Preprocessing using StandardScaler and PCA

piaoliusihai · April 16, 2018, 4:43am

I need to split my data to training set, dev set and test set.
Then I need to use StandardScaler() and PCA to preprocess my data.
Here comes the question:

Should I use PCA before StandardScaler() and before splittig my data to training set, dev set and test set?
Should I use StandardScaler() to fit my training set, then transform my dev set and test set? or to fit my training set and dev set, then transform my test set.

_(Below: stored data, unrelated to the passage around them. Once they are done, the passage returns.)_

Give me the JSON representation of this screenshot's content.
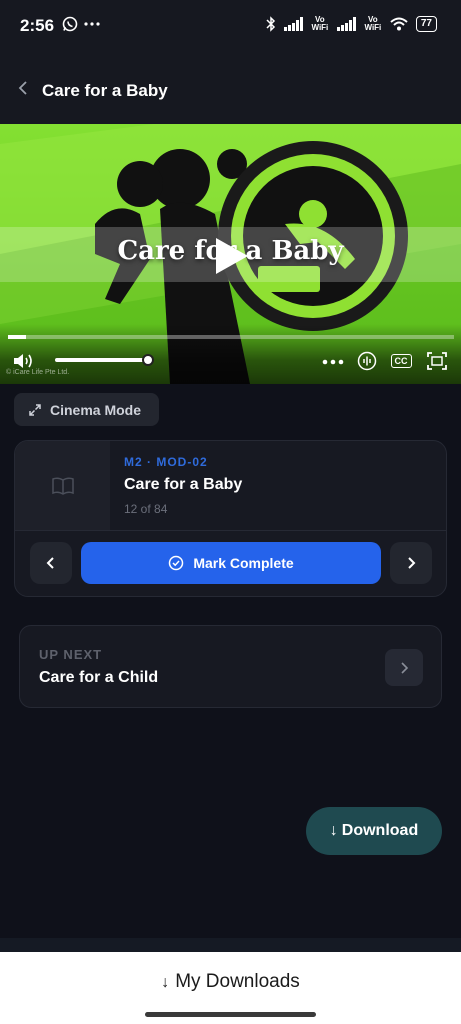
{
  "status_bar": {
    "time": "2:56",
    "left_icons": [
      "whatsapp-icon",
      "more-dots-icon"
    ],
    "vowifi_1": "Vo WiFi",
    "vowifi_2": "Vo WiFi",
    "battery": "77"
  },
  "header": {
    "title": "Care for a Baby",
    "back_icon": "chevron-left-icon"
  },
  "video": {
    "title_overlay": "Care for a Baby",
    "copyright": "© iCare Life Pte Ltd.",
    "progress": 0.04,
    "volume": 1.0,
    "cc_label": "CC",
    "background_color": "#7ad72c"
  },
  "cinema_mode": {
    "label": "Cinema Mode"
  },
  "lesson": {
    "code": "M2 · MOD-02",
    "title": "Care for a Baby",
    "count": "12 of 84",
    "mark_complete_label": "Mark Complete",
    "accent_color": "#2563eb"
  },
  "up_next": {
    "label": "UP NEXT",
    "title": "Care for a Child"
  },
  "download_button": {
    "label": "Download",
    "icon": "↓"
  },
  "bottom": {
    "label": "My Downloads",
    "icon": "↓"
  }
}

Thanks a lot for your reply.

ptrblck · April 16, 2018, 7:44am

You should scale your features before applying PCA. Using PCA we would like to get components which maximizes the variance. Depending on your features the feature scales might mislead the PCA and thus yielding to “wrong” components (e.g. distance in kilometers vs. humidity in %). You shouldn’t fit a teachable method on all datasets.
The first approach is right. You fit the scaler on the training set and transform the dev and test set. The dev error is an approximation of the final test error, so you should transform both sets identically. During your model training you can estimate the error on the dev set and e.g. perform early stopping based on this error. The test error is only calculated once your model is ready.

piaoliusihai · May 19, 2018, 8:56am

Thanks so much!
Appreciating your reply!